The international physics project she had been working with for more than a decade had detected something unusual through instruments in the United States. Soon she was getting a "tsunami of emails" alerting researchers about the detection.
"I was like 'what the hell is going on'," Sintes told The Local over the phone from her office in Palma de Mallorca.
From that point on, researchers around the world, including in Sintes' group, worked tirelessly to analyze data and understand what the instruments had found.
It was officially announced on Thursday that the instruments had picked up for the first time ever gravitational waves - ripples in the fabric of space and time produced by massive objects, first predicted by Einstein 100 years ago. This is an unprecedented discovery that even Einstein himself thought was not possible.
The instruments stationed in Louisiana and Washington were part of the Advanced Laser Interferometer Gravitational-wave Observatory (LIGO) project which involved 1,000 researchers in 15 different countries, including just one group in Spain under Sintes.
The gravitational waves detected came from two black holes merging together into a bigger black hole - 1.3 billion years ago.
The detectors in the US use an L-shape to send lasers to two different ends and then back to the centre. If one laser returns after the other one, it means a gravitational wave stretched space and time resulting in one laser taking longer than the other to get back.

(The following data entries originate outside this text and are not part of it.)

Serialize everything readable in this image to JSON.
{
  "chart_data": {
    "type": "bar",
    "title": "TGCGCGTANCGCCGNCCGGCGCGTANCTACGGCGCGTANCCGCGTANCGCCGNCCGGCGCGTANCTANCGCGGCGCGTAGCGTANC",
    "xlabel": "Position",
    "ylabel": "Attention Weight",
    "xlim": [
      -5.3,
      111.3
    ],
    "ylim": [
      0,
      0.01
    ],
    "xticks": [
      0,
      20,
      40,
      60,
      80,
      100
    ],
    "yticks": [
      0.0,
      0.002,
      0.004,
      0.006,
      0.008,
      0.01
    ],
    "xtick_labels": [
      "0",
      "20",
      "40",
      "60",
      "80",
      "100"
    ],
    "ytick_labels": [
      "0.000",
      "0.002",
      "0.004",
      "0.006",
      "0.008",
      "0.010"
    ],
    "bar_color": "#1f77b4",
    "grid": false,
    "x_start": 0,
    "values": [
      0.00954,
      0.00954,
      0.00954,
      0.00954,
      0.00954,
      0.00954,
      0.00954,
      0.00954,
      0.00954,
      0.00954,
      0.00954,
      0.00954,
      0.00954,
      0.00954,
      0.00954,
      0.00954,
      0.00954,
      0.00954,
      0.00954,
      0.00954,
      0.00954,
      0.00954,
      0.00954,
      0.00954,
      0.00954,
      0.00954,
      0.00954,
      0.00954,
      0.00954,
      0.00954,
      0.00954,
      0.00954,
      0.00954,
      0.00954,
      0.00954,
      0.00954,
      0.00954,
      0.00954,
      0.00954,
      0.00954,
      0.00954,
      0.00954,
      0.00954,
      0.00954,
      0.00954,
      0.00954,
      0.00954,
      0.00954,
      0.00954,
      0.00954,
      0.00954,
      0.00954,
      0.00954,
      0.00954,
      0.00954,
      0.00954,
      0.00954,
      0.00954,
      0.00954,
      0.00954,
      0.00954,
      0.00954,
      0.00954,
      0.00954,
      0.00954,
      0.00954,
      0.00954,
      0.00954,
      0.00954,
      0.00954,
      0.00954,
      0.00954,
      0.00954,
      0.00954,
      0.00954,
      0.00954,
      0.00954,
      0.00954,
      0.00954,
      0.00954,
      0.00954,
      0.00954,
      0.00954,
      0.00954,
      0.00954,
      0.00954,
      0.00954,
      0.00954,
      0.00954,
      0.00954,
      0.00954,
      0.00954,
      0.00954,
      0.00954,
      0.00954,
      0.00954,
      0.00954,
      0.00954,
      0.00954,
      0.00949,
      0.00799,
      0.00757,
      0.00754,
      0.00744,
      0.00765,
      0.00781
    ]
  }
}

The detection of these waves offers a new method for astrophysicists to study outer space. Previously, researchers had relied on methods involving light, but now Sintes said scientists can also use gravitational waves to find new objects.
"We now have a new way to observe the universe... we can listen to the universe," she explained.
When Einstein first wrote about gravitational waves in 1916, he believed they could never be detected because they were too faint.
“I don't think he would mind being wrong, I think he would be happy,” Sintes told The Local.
Sintes' group has worked to confirm data analysis from the detectors. Several members of the team also played a major role in the project, including a student who was in the control room in the Washington observatory when the waves were detected, and Sintes' husband at the Balearic Islands university who helped identify the merger of the black holes.
This discovery has been a long time coming for many like Sintes. The observatory took decades to build and cost $1.1 billion.
"I've spent 19 years of my life analyzing noisy data, and now we have something real, something not from Earth," Sintes said. "And then you are happy to see that finally we see something and we see it so clearly."
But the work is not over yet, Sintes said, and they have to continue to study more data picked up by the instruments to see if there are other signs of cosmic activity.
Could this finding win the multinational team the Nobel Prize?
"I think so," Sintes told The Local. "This is not just one event, more will come. Within the next five years, it will get the Nobel Prize."